Gold verkaufen - auf den Zeitpunkt kommt es an
Seit 2001 ist der Goldpreis ständig gestiegen. Wer also nicht unbedingt Gold verkaufen muss, sollte vielleicht noch eine Weile damit warten, da derzeit eine Senkung des Goldpreises nicht in Sicht ist. Fünfzehn europäische Notenbanken unterzeichneten im Jahr 1999 in Washington das „Central Bank Gold Agreement“, welches die Goldmenge bestimmte, die in einem Jahr verkauft werden darf. Das „Central Bank Gold Agreement“ hatte Gültigkeit bis 2009. Zentralbanken und Goldminengesellschaften haben durch das Verleihen und Verkaufen von Gold die Möglichkeit direkt Einfluss auf den Goldpreis zu nehmen.
Wird das Gold zu einem nominalen Wert - also lediglich auf dem Papier - zu einem vorher festgelegten, zukünftigen Zeitpunkt veräußert, so sind dies von den Banken provozierte „Leerverkäufe“. Der „Zukunftswert“ wird dabei niedriger als der aktuelle Wert angegeben, damit der Goldpreis sinkt. Ist ein Ansteigen des Goldpreises erwünscht, wird das „Spiel“ genau andersherum durchgeführt. Hierfür drosseln die Minengesellschaften ihre Produktion, und das Gold wird von den Banken in großen Mengen angekauft. Aber auch diese Beeinflussung des Goldpreises funktioniert nur eine gewisse Zeit, da beispielsweise im Jahr 2006 alle Zentralbanken zusammen nur 19 Prozent des weltweiten Goldes besessen haben. Trotz dieser Beeinflussungen und der üblichen Marktschwankungen gilt Gold immer noch als eine der stabilsten Geldanlagen, auch wenn eine mögliche Rendite eher langfristig erzielt wird.

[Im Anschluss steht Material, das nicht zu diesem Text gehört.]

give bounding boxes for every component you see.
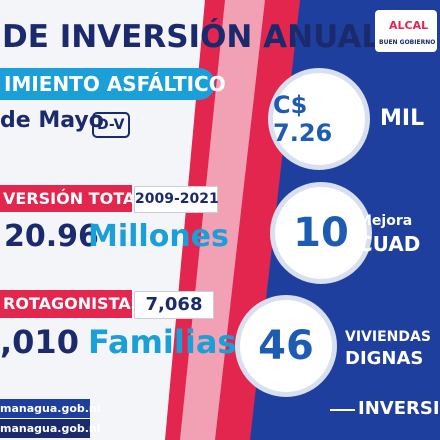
investment-period: 2009-2021 xyxy=(134,186,219,213)
pink-stripe xyxy=(180,0,265,440)
protagonists-label: ROTAGONISTAS xyxy=(0,290,142,318)
stat-label: Mejora xyxy=(358,213,413,229)
stat-circle: 46 xyxy=(235,295,337,397)
stat-label: VIVIENDAS xyxy=(345,329,431,345)
date: de Mayo xyxy=(0,108,104,133)
investment-unit: Millones xyxy=(88,219,229,254)
stat-label: CUAD xyxy=(358,232,421,256)
footer-right: INVERSIÓ xyxy=(358,398,440,419)
logo: ALCAL BUEN GOBIERNO xyxy=(375,10,437,52)
stat-label: DIGNAS xyxy=(345,348,424,369)
families-unit: Familias xyxy=(88,323,237,361)
subtitle: IMIENTO ASFÁLTICO xyxy=(0,68,226,100)
protagonists-count: 7,068 xyxy=(134,291,214,319)
investment-amount: 20.96 xyxy=(4,219,99,254)
website: managua.gob.ni xyxy=(0,399,101,418)
logo-name: ALCAL xyxy=(389,19,429,32)
families-count: ,010 xyxy=(0,323,79,361)
stat-circle: C$ 7.26 xyxy=(268,68,370,170)
date-tag: D-V xyxy=(92,112,130,138)
investment-label: VERSIÓN TOTAL xyxy=(0,185,145,212)
title: DE INVERSIÓN ANUAL xyxy=(2,19,382,55)
stat-circle: 10 xyxy=(270,182,372,284)
logo-motto: BUEN GOBIERNO xyxy=(379,39,436,46)
website: managua.gob.ni xyxy=(0,419,101,438)
stat-label: MIL xyxy=(380,106,425,131)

Interessant ist auch die Tatsache, dass in China bis vor einiger Zeit Privatleute gar kein Gold besitzen durften. Als dieses Gesetz gelockert wurde, durften die Chinesen zunächst nur über die offiziellen Banken im Lande Gold beziehen. Als diese Regelung schließlich auch aufgehoben wurde, begann ein absoluter Run auf das gelbe Metall, das wiederum zu einem Anstieg des Preises führte. Gleichzeitig ist die weltweite Wirtschaftskrise für zahlreiche Menschen ein Grund, ihr Geld in Gold anzulegen, weil sie den Banken nicht mehr trauen. Auch das führt eher zu einer weiteren Erhöhung des Preises. Hier ist vor allem auch aus den arabischen Ländern eine große Nachfrage zu verzeichnen.
Da die Nachfrage derzeit größer scheint als das Angebot, werben im Moment viele Unternehmen in den Medien mit ihren „günstigen Konditionen“ beim Ankauf von Zahngold und altem Schmuck. Wer jedoch aus wirtschaftlichen Gründen gezwungen ist, Gold zu verkaufen, sollte es von einem Juwelier vor Ort vor einer eventuellen Veräußerung auf seinen Wert hin prüfen lassen, denn Gold besitzt ganz unterschiedliche Qualitäten.